Changing the rules: Lobbyist pressing Title IX changes motivated by son’s expulsion from WU

| Editor-in-Chief

Lobbyist Richard McIntosh has proposed Title IX changes that would give the accused more power in the process statewide. His efforts to change the Title IX system followed his son’s expulsion through the Washington University Title IX process, as reported by the Kansas City Star.

McIntosh founded the dark money group Kingdom Principles, Inc., which is pushing for changes to the Title IX process within universities and funding lobbyists for the cause, following his son’s expulsion. A dark money group is a nonprofit that can accept confidential donations. The Kansas City Star confirmed that billionaire and member of the Washington University Board of Trustees David Steward is a donor to Kingdom Principles.

McIntosh’s proposals to change Title IX were first introduced as an amendment to a bill in 2018 that failed and then were reintroduced Jan. 2019 as Senate Bill 259—which would erase the right to anonymity for the accuser and allow the accused to sue the accuser if the claim was found false—and House Bill 573—which would allow for cross-examination of the accuser.

Both SB 259 and HB 573 allow the accused to see the evidence against them and give them the ability to sue their university if it is found that the student did not receive due process. HB 573 was voted through two committees and will next be heard by the entire House of Representatives. The bill has yet to be placed on the House docket.

If McIntosh’s 2018 amendment had passed, his son would have been able to appeal his Title IX case to Missouri’s Administrative Hearing Commission, on which his mother is the presiding and managing commissioner. HB 573 originally contained the same provision, with an additional emergency clause that would have made the possibility to appeal to this court immediately available.

The emergency clause and the provisions that would allow suing and cross-examining the accuser were removed by Republican Rep. David Gregory, still allowing for appeals to be sent to Missouri’s Administrative Hearing Commission.

In the 2017-2018 academic year, Washington University heard 10 Title IX cases. From those 10 cases, seven students were found responsible. Four of those students were expelled, and three were placed on probation, given a no contact order and/or educational sanctions.

“The University will not comment about any specific case involving a current or former student. What I can say is that the way in which we—and other Missouri institutions—handle Title IX is a very serious matter,” Vice Chancellor for Public Affairs Jill Friedman wrote in a comment to Student Life. “Considering Title IX claims is one of the most sensitive responsibilities we have as an institution. Our Title IX process evolved through years of effort and a very deliberate, intentional focus on ensuring that it is thorough and fair for all involved.”

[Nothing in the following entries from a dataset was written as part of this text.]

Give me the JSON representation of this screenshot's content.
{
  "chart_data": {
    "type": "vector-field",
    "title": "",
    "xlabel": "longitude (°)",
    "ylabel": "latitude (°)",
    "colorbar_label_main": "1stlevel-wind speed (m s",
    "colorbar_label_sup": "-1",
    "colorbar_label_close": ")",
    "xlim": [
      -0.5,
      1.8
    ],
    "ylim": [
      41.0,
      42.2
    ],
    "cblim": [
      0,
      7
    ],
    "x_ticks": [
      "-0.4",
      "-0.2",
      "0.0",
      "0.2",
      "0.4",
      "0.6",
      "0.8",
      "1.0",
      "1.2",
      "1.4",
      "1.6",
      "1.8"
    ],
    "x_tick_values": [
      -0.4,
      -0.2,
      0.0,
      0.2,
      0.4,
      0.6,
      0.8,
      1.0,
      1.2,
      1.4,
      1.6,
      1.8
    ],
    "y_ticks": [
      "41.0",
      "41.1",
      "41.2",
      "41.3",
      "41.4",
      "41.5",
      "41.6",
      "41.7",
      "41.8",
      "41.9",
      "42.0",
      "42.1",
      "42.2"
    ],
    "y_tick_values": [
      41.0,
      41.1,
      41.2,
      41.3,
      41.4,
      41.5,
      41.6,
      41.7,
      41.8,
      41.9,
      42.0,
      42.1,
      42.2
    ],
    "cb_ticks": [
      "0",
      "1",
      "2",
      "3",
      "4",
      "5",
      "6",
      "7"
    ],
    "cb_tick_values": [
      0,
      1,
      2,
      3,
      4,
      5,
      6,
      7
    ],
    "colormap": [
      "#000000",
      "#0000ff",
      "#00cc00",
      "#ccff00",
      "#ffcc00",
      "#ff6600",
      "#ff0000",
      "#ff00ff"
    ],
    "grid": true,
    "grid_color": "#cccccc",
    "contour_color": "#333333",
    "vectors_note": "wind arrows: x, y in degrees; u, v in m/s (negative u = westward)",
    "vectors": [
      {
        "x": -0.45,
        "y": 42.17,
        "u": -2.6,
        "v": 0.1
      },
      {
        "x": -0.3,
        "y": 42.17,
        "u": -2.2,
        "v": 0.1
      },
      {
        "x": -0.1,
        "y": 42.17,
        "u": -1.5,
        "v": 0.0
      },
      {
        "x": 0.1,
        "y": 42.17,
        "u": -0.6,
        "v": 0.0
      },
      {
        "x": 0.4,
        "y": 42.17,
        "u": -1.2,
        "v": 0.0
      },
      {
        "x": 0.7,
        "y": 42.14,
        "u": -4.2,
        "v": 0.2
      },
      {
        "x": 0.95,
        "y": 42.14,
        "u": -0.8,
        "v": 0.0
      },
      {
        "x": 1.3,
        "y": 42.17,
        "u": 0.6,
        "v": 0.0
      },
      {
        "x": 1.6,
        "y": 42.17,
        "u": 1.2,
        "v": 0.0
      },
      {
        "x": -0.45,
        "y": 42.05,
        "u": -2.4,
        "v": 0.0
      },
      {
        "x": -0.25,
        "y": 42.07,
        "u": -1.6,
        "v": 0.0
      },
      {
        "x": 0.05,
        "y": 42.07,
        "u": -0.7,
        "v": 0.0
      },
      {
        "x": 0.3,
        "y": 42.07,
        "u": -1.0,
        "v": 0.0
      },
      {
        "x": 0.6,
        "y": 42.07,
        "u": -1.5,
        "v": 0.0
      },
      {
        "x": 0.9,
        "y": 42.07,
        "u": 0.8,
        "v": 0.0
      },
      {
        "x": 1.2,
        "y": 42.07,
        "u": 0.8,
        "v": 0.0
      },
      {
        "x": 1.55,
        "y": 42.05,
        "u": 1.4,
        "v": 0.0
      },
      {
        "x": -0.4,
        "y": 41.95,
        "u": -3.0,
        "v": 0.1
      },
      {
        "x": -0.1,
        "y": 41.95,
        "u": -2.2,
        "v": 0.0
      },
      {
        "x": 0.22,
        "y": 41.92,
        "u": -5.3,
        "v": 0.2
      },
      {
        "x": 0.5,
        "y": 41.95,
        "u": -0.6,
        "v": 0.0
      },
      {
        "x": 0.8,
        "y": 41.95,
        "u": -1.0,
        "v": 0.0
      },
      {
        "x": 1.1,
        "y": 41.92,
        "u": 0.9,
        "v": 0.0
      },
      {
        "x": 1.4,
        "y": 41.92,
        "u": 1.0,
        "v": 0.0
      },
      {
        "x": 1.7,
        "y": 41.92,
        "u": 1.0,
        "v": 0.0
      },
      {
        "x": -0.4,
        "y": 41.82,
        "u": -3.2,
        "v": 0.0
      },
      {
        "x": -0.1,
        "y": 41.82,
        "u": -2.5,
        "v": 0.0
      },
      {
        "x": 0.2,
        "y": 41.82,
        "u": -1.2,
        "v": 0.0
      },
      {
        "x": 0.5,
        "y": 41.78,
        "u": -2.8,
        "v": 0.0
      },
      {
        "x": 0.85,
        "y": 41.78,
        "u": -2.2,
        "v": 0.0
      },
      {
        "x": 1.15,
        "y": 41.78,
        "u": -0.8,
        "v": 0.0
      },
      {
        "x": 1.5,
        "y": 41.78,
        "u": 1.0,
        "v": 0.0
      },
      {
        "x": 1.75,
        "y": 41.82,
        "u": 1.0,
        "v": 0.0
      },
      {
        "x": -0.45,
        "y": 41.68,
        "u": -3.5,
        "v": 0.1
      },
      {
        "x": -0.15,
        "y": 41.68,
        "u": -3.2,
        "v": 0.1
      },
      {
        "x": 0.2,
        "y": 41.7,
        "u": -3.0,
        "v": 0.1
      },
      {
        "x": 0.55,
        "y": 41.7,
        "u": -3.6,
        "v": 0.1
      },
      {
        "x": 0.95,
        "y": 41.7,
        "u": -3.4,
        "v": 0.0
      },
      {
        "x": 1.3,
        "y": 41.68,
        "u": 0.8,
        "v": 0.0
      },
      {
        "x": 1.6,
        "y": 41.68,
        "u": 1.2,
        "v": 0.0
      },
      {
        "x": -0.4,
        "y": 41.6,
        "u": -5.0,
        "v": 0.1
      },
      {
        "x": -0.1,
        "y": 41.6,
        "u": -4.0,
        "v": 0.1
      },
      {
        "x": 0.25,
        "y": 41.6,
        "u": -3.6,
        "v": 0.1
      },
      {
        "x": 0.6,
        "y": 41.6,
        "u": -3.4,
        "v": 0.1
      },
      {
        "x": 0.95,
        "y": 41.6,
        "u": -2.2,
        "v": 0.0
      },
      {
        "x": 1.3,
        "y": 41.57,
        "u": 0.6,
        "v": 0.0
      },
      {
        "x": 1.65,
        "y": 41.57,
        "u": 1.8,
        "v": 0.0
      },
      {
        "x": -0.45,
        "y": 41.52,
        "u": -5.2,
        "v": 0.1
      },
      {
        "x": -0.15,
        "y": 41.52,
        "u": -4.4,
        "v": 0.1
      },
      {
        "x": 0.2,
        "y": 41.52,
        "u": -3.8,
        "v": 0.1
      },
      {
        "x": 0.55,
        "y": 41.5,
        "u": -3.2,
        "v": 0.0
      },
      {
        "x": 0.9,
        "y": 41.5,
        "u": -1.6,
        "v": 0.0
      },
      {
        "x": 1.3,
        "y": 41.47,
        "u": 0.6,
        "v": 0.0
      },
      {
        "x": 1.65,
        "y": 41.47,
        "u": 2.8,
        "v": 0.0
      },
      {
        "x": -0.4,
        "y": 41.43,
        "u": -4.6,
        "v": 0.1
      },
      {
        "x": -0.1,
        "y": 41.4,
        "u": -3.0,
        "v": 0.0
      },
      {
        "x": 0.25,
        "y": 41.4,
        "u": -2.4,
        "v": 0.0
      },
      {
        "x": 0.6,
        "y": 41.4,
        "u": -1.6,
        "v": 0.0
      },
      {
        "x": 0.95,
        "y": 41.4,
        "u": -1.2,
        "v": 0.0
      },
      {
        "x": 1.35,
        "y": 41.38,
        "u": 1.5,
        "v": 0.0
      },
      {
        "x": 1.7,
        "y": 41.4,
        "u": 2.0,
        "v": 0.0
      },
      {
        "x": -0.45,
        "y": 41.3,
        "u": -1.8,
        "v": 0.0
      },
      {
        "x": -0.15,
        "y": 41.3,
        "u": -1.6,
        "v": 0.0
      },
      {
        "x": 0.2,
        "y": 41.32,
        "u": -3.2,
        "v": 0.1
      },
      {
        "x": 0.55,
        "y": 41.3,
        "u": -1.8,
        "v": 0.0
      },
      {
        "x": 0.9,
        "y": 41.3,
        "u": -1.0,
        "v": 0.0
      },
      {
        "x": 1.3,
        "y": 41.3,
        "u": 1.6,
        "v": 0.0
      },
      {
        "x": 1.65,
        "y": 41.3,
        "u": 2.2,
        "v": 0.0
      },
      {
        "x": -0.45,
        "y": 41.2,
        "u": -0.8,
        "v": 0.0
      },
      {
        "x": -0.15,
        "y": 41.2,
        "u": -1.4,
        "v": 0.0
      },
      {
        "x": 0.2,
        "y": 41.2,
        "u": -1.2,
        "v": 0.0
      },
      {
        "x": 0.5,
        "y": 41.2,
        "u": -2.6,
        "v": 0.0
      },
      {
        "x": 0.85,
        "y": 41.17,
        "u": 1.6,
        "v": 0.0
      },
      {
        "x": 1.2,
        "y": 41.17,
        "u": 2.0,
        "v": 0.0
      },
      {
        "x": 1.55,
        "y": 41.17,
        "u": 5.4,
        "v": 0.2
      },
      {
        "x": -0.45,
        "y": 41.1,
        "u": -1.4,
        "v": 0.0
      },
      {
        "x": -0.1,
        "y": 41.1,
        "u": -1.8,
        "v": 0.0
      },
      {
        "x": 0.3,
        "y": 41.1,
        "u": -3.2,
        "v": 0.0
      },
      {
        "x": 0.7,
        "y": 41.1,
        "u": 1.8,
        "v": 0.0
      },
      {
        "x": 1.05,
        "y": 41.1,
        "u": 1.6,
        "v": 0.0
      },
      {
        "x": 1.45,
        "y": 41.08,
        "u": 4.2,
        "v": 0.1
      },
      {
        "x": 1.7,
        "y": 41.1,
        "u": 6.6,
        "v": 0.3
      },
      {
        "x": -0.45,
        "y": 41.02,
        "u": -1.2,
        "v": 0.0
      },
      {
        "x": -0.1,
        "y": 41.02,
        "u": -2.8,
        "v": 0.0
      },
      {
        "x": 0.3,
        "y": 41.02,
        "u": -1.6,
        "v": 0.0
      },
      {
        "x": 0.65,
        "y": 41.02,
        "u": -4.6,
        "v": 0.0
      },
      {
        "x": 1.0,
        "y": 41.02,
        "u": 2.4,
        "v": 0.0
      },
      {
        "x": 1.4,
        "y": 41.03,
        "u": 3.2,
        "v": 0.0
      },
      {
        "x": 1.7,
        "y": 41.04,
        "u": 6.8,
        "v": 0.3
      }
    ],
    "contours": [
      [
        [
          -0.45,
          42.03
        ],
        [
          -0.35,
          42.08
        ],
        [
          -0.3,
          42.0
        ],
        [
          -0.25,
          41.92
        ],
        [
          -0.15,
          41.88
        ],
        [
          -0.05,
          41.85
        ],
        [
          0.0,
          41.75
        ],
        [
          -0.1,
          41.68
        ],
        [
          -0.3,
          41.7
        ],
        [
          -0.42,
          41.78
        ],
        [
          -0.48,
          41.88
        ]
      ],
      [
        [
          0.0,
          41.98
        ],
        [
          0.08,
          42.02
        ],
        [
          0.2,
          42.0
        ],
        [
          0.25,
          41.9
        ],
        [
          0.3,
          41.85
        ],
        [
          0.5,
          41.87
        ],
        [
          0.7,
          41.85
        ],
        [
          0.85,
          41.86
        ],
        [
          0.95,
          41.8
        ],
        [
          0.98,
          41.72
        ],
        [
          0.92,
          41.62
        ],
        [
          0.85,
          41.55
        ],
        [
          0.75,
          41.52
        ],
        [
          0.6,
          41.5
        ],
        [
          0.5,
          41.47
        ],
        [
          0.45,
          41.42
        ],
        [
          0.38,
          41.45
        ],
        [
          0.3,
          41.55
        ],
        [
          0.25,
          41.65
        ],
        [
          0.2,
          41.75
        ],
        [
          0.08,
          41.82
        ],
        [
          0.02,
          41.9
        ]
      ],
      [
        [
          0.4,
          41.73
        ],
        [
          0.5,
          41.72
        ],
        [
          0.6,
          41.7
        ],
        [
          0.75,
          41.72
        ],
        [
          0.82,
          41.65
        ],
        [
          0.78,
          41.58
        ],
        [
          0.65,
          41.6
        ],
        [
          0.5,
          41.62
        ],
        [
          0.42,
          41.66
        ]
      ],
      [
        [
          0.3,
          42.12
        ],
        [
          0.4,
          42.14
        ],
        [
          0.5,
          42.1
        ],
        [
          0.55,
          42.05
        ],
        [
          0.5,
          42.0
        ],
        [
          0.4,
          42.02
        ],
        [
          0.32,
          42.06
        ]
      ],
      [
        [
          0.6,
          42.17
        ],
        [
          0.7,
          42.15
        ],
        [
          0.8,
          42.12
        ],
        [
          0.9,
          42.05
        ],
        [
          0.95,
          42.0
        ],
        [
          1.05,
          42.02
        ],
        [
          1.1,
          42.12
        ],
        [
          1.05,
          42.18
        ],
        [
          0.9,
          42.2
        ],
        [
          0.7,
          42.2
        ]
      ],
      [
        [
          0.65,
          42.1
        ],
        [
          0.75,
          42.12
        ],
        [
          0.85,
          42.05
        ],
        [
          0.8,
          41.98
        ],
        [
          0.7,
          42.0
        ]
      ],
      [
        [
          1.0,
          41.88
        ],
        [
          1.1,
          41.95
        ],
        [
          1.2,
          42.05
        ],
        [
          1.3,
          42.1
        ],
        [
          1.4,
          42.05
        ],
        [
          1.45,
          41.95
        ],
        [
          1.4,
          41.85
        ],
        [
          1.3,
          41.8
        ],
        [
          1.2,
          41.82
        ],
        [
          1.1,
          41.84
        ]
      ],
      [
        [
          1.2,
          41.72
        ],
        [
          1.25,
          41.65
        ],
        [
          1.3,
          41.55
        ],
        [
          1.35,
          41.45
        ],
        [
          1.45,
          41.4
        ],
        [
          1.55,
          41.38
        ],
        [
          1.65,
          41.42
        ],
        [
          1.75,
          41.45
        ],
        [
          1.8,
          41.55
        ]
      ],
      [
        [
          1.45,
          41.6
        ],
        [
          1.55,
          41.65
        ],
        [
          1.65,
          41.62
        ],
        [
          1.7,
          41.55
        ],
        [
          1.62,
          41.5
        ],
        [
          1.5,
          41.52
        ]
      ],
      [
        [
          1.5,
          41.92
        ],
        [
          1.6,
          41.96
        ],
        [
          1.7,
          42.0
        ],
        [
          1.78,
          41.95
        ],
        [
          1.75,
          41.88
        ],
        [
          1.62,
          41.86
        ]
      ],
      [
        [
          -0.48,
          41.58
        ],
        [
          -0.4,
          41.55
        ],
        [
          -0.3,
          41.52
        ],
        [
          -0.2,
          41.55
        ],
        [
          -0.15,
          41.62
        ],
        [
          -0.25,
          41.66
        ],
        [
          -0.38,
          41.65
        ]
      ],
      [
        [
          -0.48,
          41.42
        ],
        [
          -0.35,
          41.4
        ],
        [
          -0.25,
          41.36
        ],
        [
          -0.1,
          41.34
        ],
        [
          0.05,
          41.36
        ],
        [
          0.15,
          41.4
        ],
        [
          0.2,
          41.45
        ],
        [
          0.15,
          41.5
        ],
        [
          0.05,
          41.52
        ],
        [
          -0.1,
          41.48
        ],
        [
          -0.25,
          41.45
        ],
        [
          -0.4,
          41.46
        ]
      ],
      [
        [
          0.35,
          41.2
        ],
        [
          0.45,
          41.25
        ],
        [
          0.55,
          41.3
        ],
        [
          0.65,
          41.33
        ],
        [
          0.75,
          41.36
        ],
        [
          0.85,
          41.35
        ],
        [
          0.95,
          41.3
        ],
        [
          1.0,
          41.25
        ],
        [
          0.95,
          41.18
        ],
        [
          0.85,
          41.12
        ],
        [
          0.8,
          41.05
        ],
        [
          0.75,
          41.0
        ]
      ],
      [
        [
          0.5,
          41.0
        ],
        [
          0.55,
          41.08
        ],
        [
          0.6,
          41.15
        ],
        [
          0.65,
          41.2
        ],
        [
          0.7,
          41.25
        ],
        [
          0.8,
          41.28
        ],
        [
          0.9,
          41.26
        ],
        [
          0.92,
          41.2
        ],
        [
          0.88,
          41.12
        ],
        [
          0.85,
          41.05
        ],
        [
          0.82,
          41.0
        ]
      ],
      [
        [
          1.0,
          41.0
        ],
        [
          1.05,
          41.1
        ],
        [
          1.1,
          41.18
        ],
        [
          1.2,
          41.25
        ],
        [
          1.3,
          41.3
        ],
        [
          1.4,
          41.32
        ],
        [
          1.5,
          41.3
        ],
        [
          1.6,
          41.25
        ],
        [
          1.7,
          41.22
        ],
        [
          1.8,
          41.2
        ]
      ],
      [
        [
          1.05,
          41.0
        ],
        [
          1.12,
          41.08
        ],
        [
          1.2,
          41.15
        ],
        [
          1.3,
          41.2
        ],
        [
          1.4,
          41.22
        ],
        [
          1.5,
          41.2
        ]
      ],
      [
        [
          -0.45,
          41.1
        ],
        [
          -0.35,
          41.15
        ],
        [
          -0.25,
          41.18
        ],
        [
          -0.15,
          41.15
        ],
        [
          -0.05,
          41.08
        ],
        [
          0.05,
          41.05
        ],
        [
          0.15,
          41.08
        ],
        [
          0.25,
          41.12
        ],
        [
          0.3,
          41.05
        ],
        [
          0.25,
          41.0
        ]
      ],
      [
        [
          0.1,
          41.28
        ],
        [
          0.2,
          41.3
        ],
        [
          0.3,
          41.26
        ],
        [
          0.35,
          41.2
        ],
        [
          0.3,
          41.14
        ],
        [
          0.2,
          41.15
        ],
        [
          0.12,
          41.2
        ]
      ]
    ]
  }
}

The University has already expressed discontent  with McIntosh’s proposed legislation and continues to express that discontent.

“We cannot make any assumptions about any person’s motivations. However, it would be a serious injustice to every college student in Missouri if this process were to become politicized,” Friedman wrote. “Especially if the outcome is legislation that hurts complainants and respondents, and has a chilling effect on students’ willingness to come forward and report incidents of sexual assault.”

Title IX Coordinator Jessica Kennedy declined to comment.

Richard McIntosh could not be reached for comment.